Eigene Erfahrung Milchstau

Ich habe schon einige Milchstaus hinter mir. Meistens sind die aufgetreten nach einem Wachstumsschub meiner Tochter. Von jetzt auf gleich wollte sie weniger trinken und ich bin auf meiner Milch sitzen geblieben.

Meinen ersten und schmerzhaftesten Milchstau hatte ich kurz nach der Geburt. Leider war ich mit dieser Thematik überhaupt nicht vertraut und deshalb war ich kurz vor einer Brustentzündung (Mastitis).
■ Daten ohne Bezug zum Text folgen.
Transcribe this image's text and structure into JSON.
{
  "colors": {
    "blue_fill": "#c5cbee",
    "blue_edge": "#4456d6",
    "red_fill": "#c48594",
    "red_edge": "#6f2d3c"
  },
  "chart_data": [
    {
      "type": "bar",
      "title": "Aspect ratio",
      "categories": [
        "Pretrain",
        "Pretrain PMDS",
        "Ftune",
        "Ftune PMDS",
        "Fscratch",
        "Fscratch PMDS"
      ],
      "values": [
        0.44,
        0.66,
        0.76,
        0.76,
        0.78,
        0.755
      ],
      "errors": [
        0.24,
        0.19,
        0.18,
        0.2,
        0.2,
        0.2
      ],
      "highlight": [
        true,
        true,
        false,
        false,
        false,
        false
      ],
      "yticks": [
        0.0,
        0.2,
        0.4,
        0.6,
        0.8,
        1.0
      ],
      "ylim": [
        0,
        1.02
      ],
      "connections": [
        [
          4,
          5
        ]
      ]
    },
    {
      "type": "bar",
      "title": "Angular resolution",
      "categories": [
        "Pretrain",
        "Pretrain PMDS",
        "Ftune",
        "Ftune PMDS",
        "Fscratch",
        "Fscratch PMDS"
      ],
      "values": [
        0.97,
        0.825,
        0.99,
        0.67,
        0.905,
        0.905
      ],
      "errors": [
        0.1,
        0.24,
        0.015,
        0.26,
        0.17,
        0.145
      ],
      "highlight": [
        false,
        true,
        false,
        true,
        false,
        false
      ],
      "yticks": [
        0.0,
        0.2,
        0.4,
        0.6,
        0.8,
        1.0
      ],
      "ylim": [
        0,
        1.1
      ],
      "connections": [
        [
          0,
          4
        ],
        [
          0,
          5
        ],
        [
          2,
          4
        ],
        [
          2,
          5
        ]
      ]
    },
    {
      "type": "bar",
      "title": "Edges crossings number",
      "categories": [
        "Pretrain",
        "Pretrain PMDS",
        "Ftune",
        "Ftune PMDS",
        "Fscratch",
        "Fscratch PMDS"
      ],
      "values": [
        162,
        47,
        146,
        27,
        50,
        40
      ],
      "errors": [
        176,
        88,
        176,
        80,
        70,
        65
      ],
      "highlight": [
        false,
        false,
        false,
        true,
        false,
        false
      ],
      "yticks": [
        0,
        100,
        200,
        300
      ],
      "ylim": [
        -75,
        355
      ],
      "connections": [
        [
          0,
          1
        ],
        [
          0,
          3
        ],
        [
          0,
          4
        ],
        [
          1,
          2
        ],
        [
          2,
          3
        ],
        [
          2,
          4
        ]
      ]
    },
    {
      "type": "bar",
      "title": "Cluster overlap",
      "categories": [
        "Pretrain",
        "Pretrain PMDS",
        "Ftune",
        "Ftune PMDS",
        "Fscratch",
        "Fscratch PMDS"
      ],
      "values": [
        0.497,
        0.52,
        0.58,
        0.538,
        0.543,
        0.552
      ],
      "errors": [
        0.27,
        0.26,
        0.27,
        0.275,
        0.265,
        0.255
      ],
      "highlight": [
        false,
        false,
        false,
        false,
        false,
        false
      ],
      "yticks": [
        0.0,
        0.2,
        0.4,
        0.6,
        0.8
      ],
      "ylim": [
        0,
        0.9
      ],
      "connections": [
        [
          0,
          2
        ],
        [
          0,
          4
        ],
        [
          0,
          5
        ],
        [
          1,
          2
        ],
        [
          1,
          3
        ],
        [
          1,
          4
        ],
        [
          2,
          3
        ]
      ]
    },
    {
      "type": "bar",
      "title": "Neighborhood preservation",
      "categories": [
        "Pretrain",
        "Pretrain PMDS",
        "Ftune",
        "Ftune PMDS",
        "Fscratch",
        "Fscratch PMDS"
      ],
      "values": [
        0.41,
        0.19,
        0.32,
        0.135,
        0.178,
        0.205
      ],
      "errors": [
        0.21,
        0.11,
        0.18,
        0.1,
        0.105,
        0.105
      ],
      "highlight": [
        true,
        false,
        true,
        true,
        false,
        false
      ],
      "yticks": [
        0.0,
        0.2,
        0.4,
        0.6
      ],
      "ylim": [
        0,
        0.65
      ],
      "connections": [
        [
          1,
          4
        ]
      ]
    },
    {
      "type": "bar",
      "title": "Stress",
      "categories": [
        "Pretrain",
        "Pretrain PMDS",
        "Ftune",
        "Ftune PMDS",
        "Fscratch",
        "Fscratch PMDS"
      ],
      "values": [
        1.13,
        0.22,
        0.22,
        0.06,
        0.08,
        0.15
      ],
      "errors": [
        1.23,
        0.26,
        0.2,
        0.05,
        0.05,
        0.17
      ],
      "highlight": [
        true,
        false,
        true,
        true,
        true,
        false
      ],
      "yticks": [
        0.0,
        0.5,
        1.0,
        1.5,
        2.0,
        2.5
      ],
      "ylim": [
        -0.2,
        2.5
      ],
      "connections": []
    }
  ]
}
Aber zum Glück habe ich eine Mutter, die mir bei diesem Problem geholfen hat. Unter ihrer Anleitung, habe ich beide Brüste massiert und dann die Milch regelrecht rausgepresst, das war extrem schmerzhaft, aber wirklich notwendig. Seit dem weiß ich wie man die harten Stellen wieder weich bekommt.

Leider hatte ich bei meinem ersten Milchstau noch keine Milchpumpe, das hätte mir einiges erleichtert. Ich kann allen schwangeren Frauen nur empfehlen, eine Milchpumpe schon vor der Geburt zu kaufen.

Wann Hebamme oder Arzt?

Am besten, immer die eigene Hebamme um Rat fragen, wenn du dich unsicher fühlst oder die Verhärtungen einfach nicht rausbekommst. Es gibt auch kostenlose Stillberatungen, die jede stillende Mutter nutzen kann.

Wenn die Verhärtungen an der Brust, sich in den nächsten zwei Tagen nicht lösen, dann solltest du die Brust vom Arzt untersuchen lassen. Wenn Schüttelfrost, Fieber, Kopfschmerzen und Gliederschmerzen hinzukommen, solltest du den Arzt aufsuchen.

Fazit

In der Stillzeit hat so gut wie jede Mutter, mindestens einmal einen Milchstau. Leider kann man den Milchstau nicht immer Vorbeugen. Es ist wichtig, den Milchstau so schnell wie möglich zu behandeln.

Das Beste ist, das Baby so oft wie möglich anzulegen, wenn das nicht funktioniert, dann sollte die Milch ausgestrichen oder abgepumpt werden. Jede stillende Mutter sollte für so einen Fall eine Milchpumpe zu Hause haben! Das erleichtert die Situation. Danach sollte die Brust mit einem Krautwickel oder einem Quarkwickel gekühlt und beruhigt werden.